Os 1.314 detentos do CDP são distribuídos em oito pavilhões, construídos paralelamente e ligados por um grande corredor central, no formato de uma espinha de peixe. Quando o Judiciário paulista decidiu suspender as visitas, em março, na manhã seguinte os detentos, revoltados, desenvolveram uma forma criativa de se comunicarem entre si: ao saírem para o banho de sol nos pátios de cada pavilhão, formaram filas diante do líder daquela ala. O líder falava uma frase e os detentos a repetiam em coro para que o pavilhão vizinho ouvisse e, da mesma maneira, repassasse a mensagem. Naquele dia, os detentos discutiam a viabilidade de “virar a cadeia”, gíria para rebelião.

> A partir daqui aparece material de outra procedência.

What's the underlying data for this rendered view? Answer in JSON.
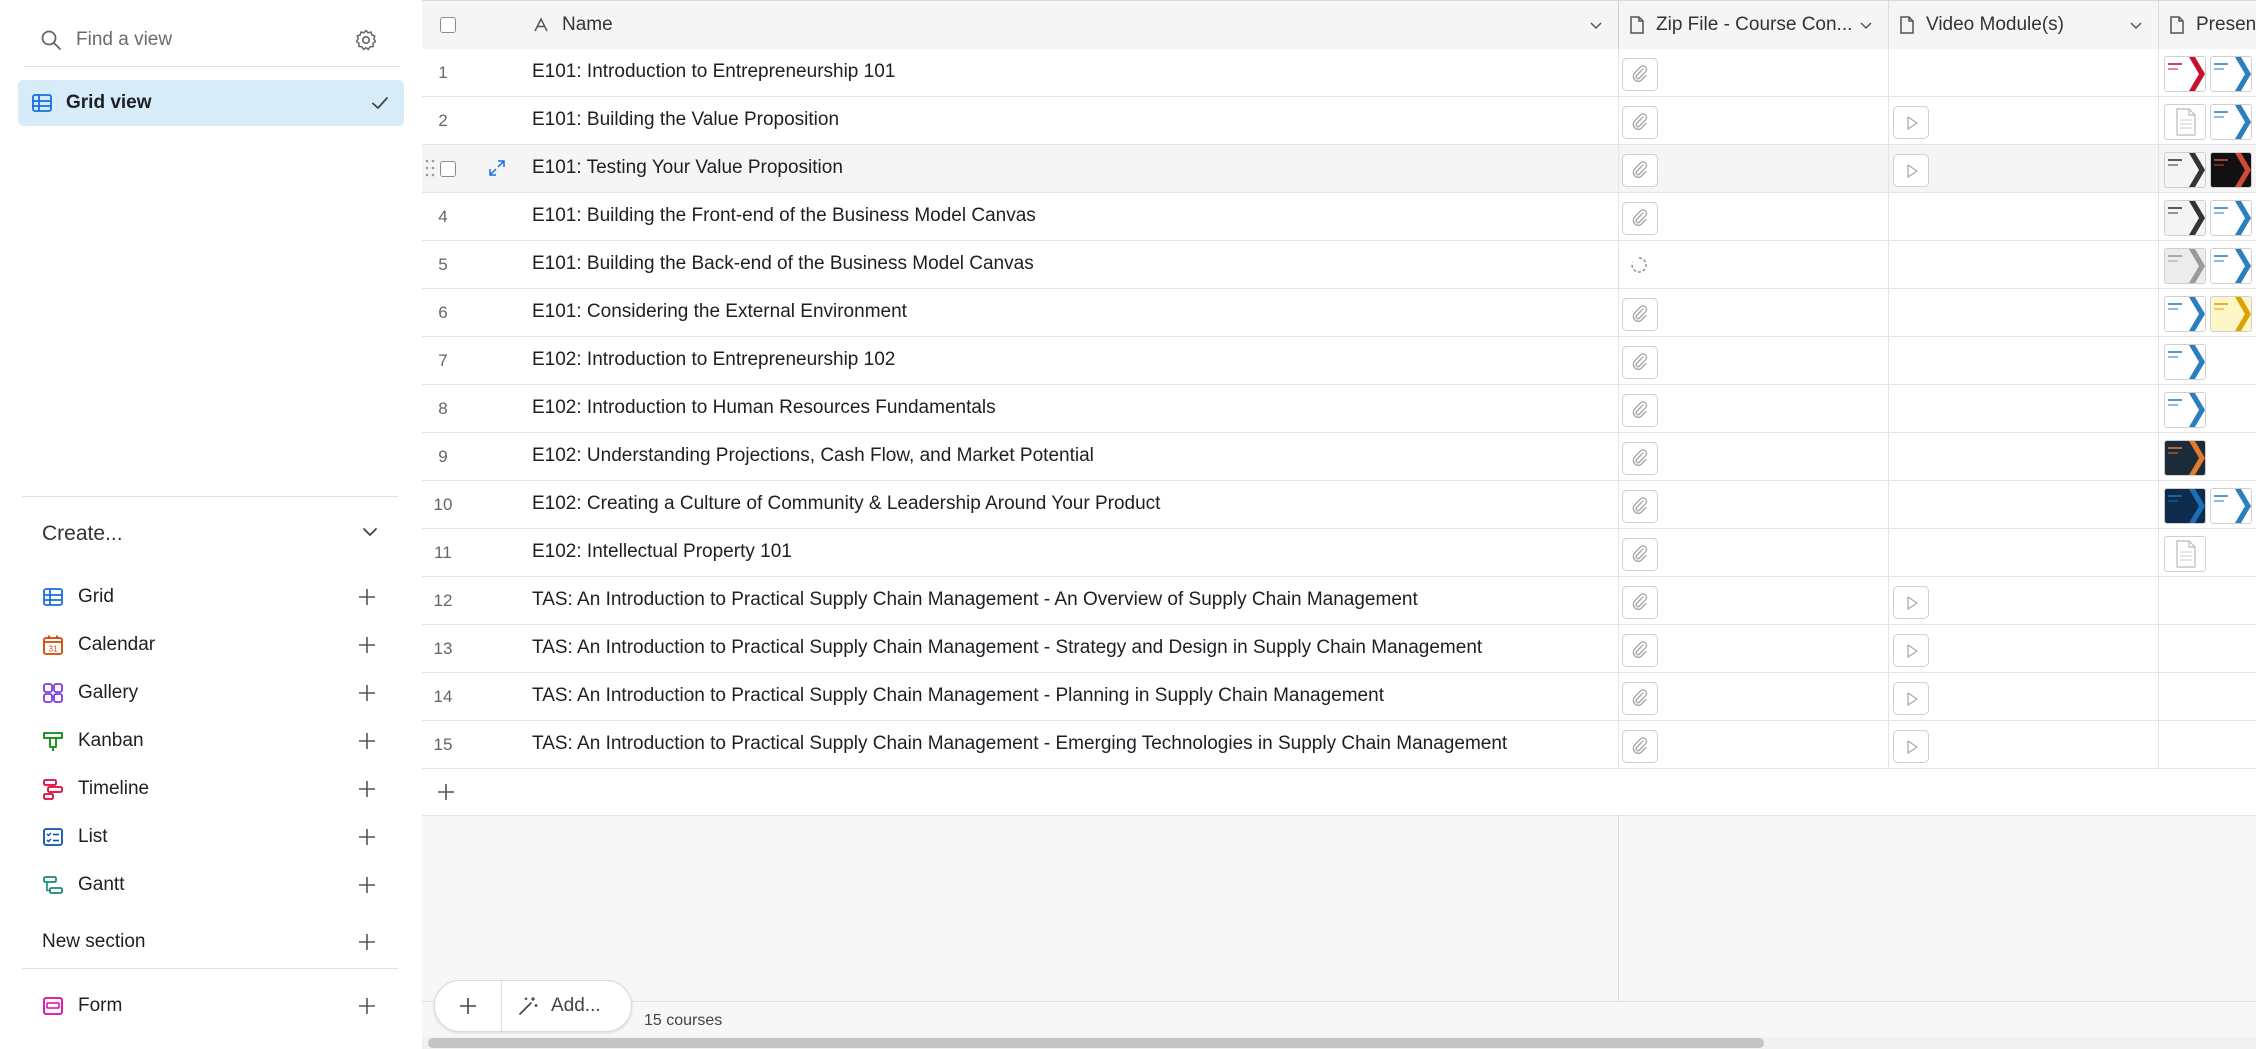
{
  "sidebar": {
    "search": {
      "placeholder": "Find a view"
    },
    "views": [
      {
        "label": "Grid view",
        "selected": true
      }
    ],
    "create": {
      "title": "Create...",
      "items": [
        {
          "label": "Grid",
          "icon": "grid-icon",
          "color": "#166ee1"
        },
        {
          "label": "Calendar",
          "icon": "calendar-icon",
          "color": "#d54401"
        },
        {
          "label": "Gallery",
          "icon": "gallery-icon",
          "color": "#7c39ed"
        },
        {
          "label": "Kanban",
          "icon": "kanban-icon",
          "color": "#048a0e"
        },
        {
          "label": "Timeline",
          "icon": "timeline-icon",
          "color": "#dc043b"
        },
        {
          "label": "List",
          "icon": "list-icon",
          "color": "#0d52ac"
        },
        {
          "label": "Gantt",
          "icon": "gantt-icon",
          "color": "#138a7b"
        }
      ],
      "new_section": "New section",
      "form": {
        "label": "Form",
        "icon": "form-icon",
        "color": "#dd04a8"
      }
    }
  },
  "table": {
    "columns": [
      {
        "label": "Name",
        "icon": "text-field-icon"
      },
      {
        "label": "Zip File - Course Con...",
        "icon": "file-field-icon"
      },
      {
        "label": "Video Module(s)",
        "icon": "file-field-icon"
      },
      {
        "label": "Presen",
        "icon": "file-field-icon"
      }
    ],
    "rows": [
      {
        "num": "1",
        "name": "E101: Introduction to Entrepreneurship 101",
        "video": false,
        "thumbs": [
          "red",
          "blue"
        ]
      },
      {
        "num": "2",
        "name": "E101: Building the Value Proposition",
        "video": true,
        "thumbs": [
          "doc",
          "blue"
        ]
      },
      {
        "num": "3",
        "name": "E101: Testing Your Value Proposition",
        "video": true,
        "thumbs": [
          "white",
          "dark"
        ]
      },
      {
        "num": "4",
        "name": "E101: Building the Front-end of the Business Model Canvas",
        "video": false,
        "thumbs": [
          "white",
          "blue"
        ]
      },
      {
        "num": "5",
        "name": "E101: Building the Back-end of the Business Model Canvas",
        "video": false,
        "loading": true,
        "thumbs": [
          "gray",
          "blue"
        ]
      },
      {
        "num": "6",
        "name": "E101: Considering the External Environment",
        "video": false,
        "thumbs": [
          "blue",
          "yellow"
        ]
      },
      {
        "num": "7",
        "name": "E102: Introduction to Entrepreneurship 102",
        "video": false,
        "thumbs": [
          "blue"
        ]
      },
      {
        "num": "8",
        "name": "E102: Introduction to Human Resources Fundamentals",
        "video": false,
        "thumbs": [
          "blue"
        ]
      },
      {
        "num": "9",
        "name": "E102: Understanding Projections, Cash Flow, and Market Potential",
        "video": false,
        "thumbs": [
          "orange"
        ]
      },
      {
        "num": "10",
        "name": "E102: Creating a Culture of Community & Leadership Around Your Product",
        "video": false,
        "thumbs": [
          "navy",
          "blue"
        ]
      },
      {
        "num": "11",
        "name": "E102: Intellectual Property 101",
        "video": false,
        "thumbs": [
          "doc"
        ]
      },
      {
        "num": "12",
        "name": "TAS: An Introduction to Practical Supply Chain Management - An Overview of Supply Chain Management",
        "video": true,
        "thumbs": []
      },
      {
        "num": "13",
        "name": "TAS: An Introduction to Practical Supply Chain Management - Strategy and Design in Supply Chain Management",
        "video": true,
        "thumbs": []
      },
      {
        "num": "14",
        "name": "TAS: An Introduction to Practical Supply Chain Management - Planning in Supply Chain Management",
        "video": true,
        "thumbs": []
      },
      {
        "num": "15",
        "name": "TAS: An Introduction to Practical Supply Chain Management - Emerging Technologies in Supply Chain Management",
        "video": true,
        "thumbs": []
      }
    ]
  },
  "footer": {
    "add_label": "Add...",
    "record_count": "15 courses"
  },
  "colors": {
    "selected_view_bg": "#d7ecf9",
    "accent": "#166ee1"
  }
}
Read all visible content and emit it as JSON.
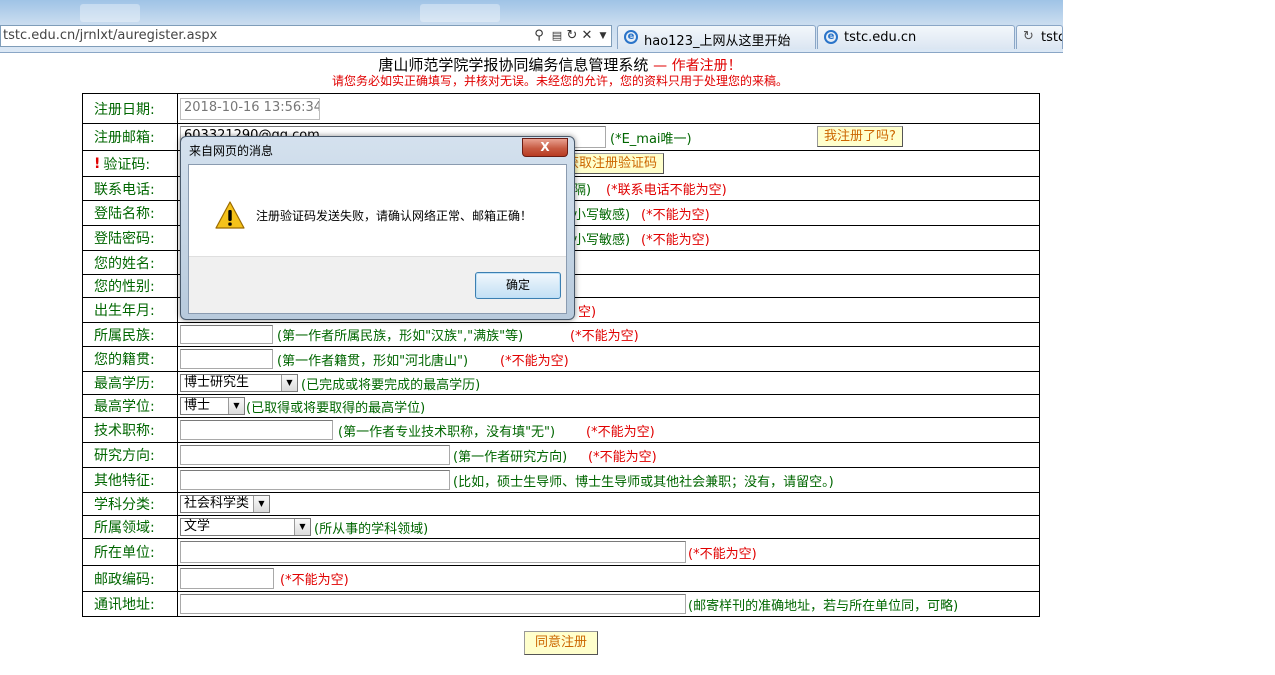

Para sorte dos agentes, a ideia não prosperou. “Se eles quiserem destruir o CDP, conseguem, porque são muitos.” O presídio conta com 111 agentes, e apenas 15 na carceragem – o restante faz trabalhos burocráticos, como entregar intimações judiciais aos presos.
Ainda em março, a SAP distribuiu luvas e máscaras para os agentes penitenciários, mas em número insuficiente – o agente ouvido pela piauí disse estar levando de casa os equipamentos de proteção. O servidor sabe que a chegada do coronavírus causará problemas no CDP: se morrer algum servidor de Covid-19, os demais podem se negar a ir trabalhar; se a morte for de algum detento, os outros ficarão em desespero para fugir. Até a última quarta-feira, 29, o Departamento Penitenciário Nacional (Depen) contabilizava sete detentos mortos por coronavírus no Brasil, seis deles no estado de São Paulo, mas nenhum no CDP de Caraguatatuba. Entre os agentes penitenciários, são nove infectados, dos quais três morreram.
Em nota, a SAP informou que tem tomado todas as medidas necessárias para evitar a proliferação do novo vírus pelo sistema carcerário paulista, incluindo o uso de termômetros infravermelhos para medir a temperatura dos agentes e dos presos. A secretaria não se manifestou sobre os problemas apontados pela piauí nas unidades prisionais de Junqueirópolis e Caraguatatuba.
Às 16 horas do dia 17, o agente do CDP no litoral norte de São Paulo foi até uma das celas do pavilhão quatro para levar um preso para falar com o seu advogado. Logo que chegou ao corredor central da prisão, o detento comentou: “Tem pouco funcionário aqui hoje.” O agente não respondeu – eles são treinados para não falarem com os presos. Uma hora mais tarde, quando voltava para a cela escoltado pelo agente, o preso disse em voz baixa: “Nunca vi essa cadeia tão quieta.” Normalmente, silêncio excessivo é sinônimo de tensão dentro de um presídio. “Eles não são bobos. Sabem que o clima não está nada bom. Cadeia quieta é sinal de que algo muito ruim se aproxima.” No dia 28, terça-feira, o agente penitenciário foi afastado do trabalho por duas semanas, por suspeita de contaminação pela Covid-19.